About The Book
They need him to remember. He wants to forget.
1918. In the last week of the First World War, a uniformed soldier is arrested in Durham Cathedral. When questioned, it becomes clear he has no memory of who he is or how he came to be there.
The soldier is given the name Adam and transferred to a rehabilitation home. His doctor James is determined to recover who this man once was. But Adam doesn’t want to remember. Unwilling to relive the trauma of war, Adam has locked his memory away, seemingly for good.
When a newspaper publishes a feature about Adam, three women come forward, each claiming that he is someone she lost in the war. But does he believe any of these women? Or is there another family out there waiting for him to come home?
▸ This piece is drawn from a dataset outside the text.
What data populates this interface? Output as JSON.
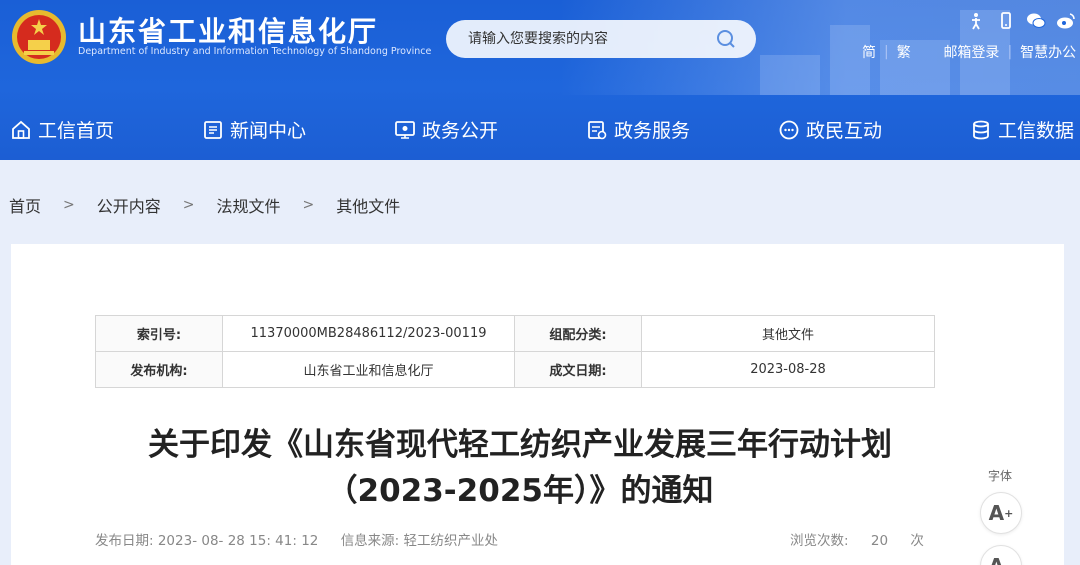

Based on true events, When I Come Home Again is a deeply moving and powerful story of a nation’s outpouring of grief, and the search for hope in the aftermath of war.
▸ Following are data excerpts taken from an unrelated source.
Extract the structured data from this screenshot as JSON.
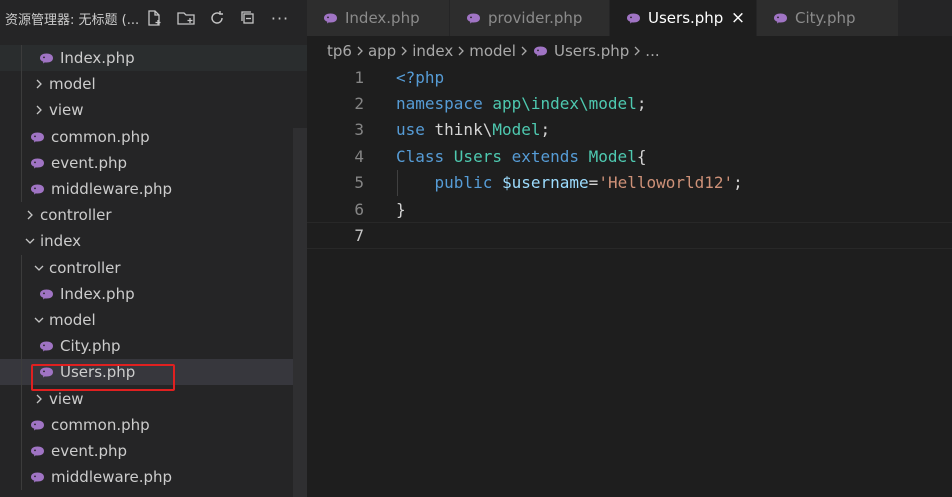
{
  "explorer": {
    "title": "资源管理器: 无标题 (...",
    "actions": {
      "new_file": "new-file-icon",
      "new_folder": "new-folder-icon",
      "refresh": "refresh-icon",
      "collapse": "collapse-all-icon",
      "more": "···"
    },
    "tree": [
      {
        "label": "Index.php",
        "type": "file",
        "depth": 3
      },
      {
        "label": "model",
        "type": "folder",
        "expanded": false,
        "depth": 2
      },
      {
        "label": "view",
        "type": "folder",
        "expanded": false,
        "depth": 2
      },
      {
        "label": "common.php",
        "type": "file",
        "depth": 2
      },
      {
        "label": "event.php",
        "type": "file",
        "depth": 2
      },
      {
        "label": "middleware.php",
        "type": "file",
        "depth": 2
      },
      {
        "label": "controller",
        "type": "folder",
        "expanded": false,
        "depth": 1
      },
      {
        "label": "index",
        "type": "folder",
        "expanded": true,
        "depth": 1
      },
      {
        "label": "controller",
        "type": "folder",
        "expanded": true,
        "depth": 2
      },
      {
        "label": "Index.php",
        "type": "file",
        "depth": 3
      },
      {
        "label": "model",
        "type": "folder",
        "expanded": true,
        "depth": 2
      },
      {
        "label": "City.php",
        "type": "file",
        "depth": 3
      },
      {
        "label": "Users.php",
        "type": "file",
        "depth": 3,
        "selected": true
      },
      {
        "label": "view",
        "type": "folder",
        "expanded": false,
        "depth": 2
      },
      {
        "label": "common.php",
        "type": "file",
        "depth": 2
      },
      {
        "label": "event.php",
        "type": "file",
        "depth": 2
      },
      {
        "label": "middleware.php",
        "type": "file",
        "depth": 2
      }
    ]
  },
  "tabs": [
    {
      "label": "Index.php",
      "active": false
    },
    {
      "label": "provider.php",
      "active": false
    },
    {
      "label": "Users.php",
      "active": true,
      "close": "×"
    },
    {
      "label": "City.php",
      "active": false
    }
  ],
  "breadcrumb": {
    "parts": [
      "tp6",
      "app",
      "index",
      "model"
    ],
    "file": "Users.php",
    "more": "..."
  },
  "code": {
    "current_line": 7,
    "lines": [
      {
        "no": "1",
        "tokens": [
          {
            "t": "<?php",
            "c": "kw"
          }
        ]
      },
      {
        "no": "2",
        "tokens": [
          {
            "t": "namespace ",
            "c": "kw"
          },
          {
            "t": "app\\index\\model",
            "c": "ns"
          },
          {
            "t": ";",
            "c": "plain"
          }
        ]
      },
      {
        "no": "3",
        "tokens": [
          {
            "t": "use ",
            "c": "kw"
          },
          {
            "t": "think",
            "c": "plain"
          },
          {
            "t": "\\",
            "c": "plain"
          },
          {
            "t": "Model",
            "c": "cls"
          },
          {
            "t": ";",
            "c": "plain"
          }
        ]
      },
      {
        "no": "4",
        "tokens": [
          {
            "t": "Class ",
            "c": "kw"
          },
          {
            "t": "Users ",
            "c": "cls"
          },
          {
            "t": "extends ",
            "c": "kw"
          },
          {
            "t": "Model",
            "c": "cls"
          },
          {
            "t": "{",
            "c": "plain"
          }
        ]
      },
      {
        "no": "5",
        "tokens": [
          {
            "t": "    public ",
            "c": "kw"
          },
          {
            "t": "$username",
            "c": "var"
          },
          {
            "t": "=",
            "c": "plain"
          },
          {
            "t": "'Helloworld12'",
            "c": "str"
          },
          {
            "t": ";",
            "c": "plain"
          }
        ]
      },
      {
        "no": "6",
        "tokens": [
          {
            "t": "}",
            "c": "plain"
          }
        ]
      },
      {
        "no": "7",
        "tokens": []
      }
    ]
  },
  "colors": {
    "php_icon": "#a074c4",
    "highlight_box": "#e02020"
  }
}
With thanks to the publisher for the copy received. Whilst I have read books about the impact of war before I have never read one that concerns those who are desperate for answers. Either from those who need to remember who they are or the loved ones who need to know what happened to their son, husband or brother. And both were equally heartbreaking.
When Adam is arrested after vandalism at Durham Cathedral he has no knowledge of his identity. All those around him know is that he was a serving soldier from the war. In a bid to help him he is transferred to a place of care in Westmorland. As a way of identifying him they go public but are unprepared for how many turn up to lay their claim on Adam. They filter it down to three and start the long and often upsetting process of trying to work out if any of them are related. I spent most of this novel trying to decide who I wanted to have the happy ending.
Adam isn’t the only one who has issues, James, his doctor also had a bad war and struggles to talk about it. Both appeared to have suffered similar experiences but cope in different ways and also have different reactions to certain environments. Whilst Adam finds solace in the local woods, it a nightmare for James.
This novel was at times extremely upsetting, especially towards the end. But it also shows a method of coping, even if it looked strange to others. It made me think about how many thousands of families had no idea what happened to their loved ones and I had no idea how I would even begin to cope if I was in the same situation.
I loved the Westmorland setting, the tranquility made a welcome change from a city based novel. I think that it was the only type of setting that a book such as this could work in with the way that Adam could feel at ease with the nature around him, totally different from what happened in the woods during the war.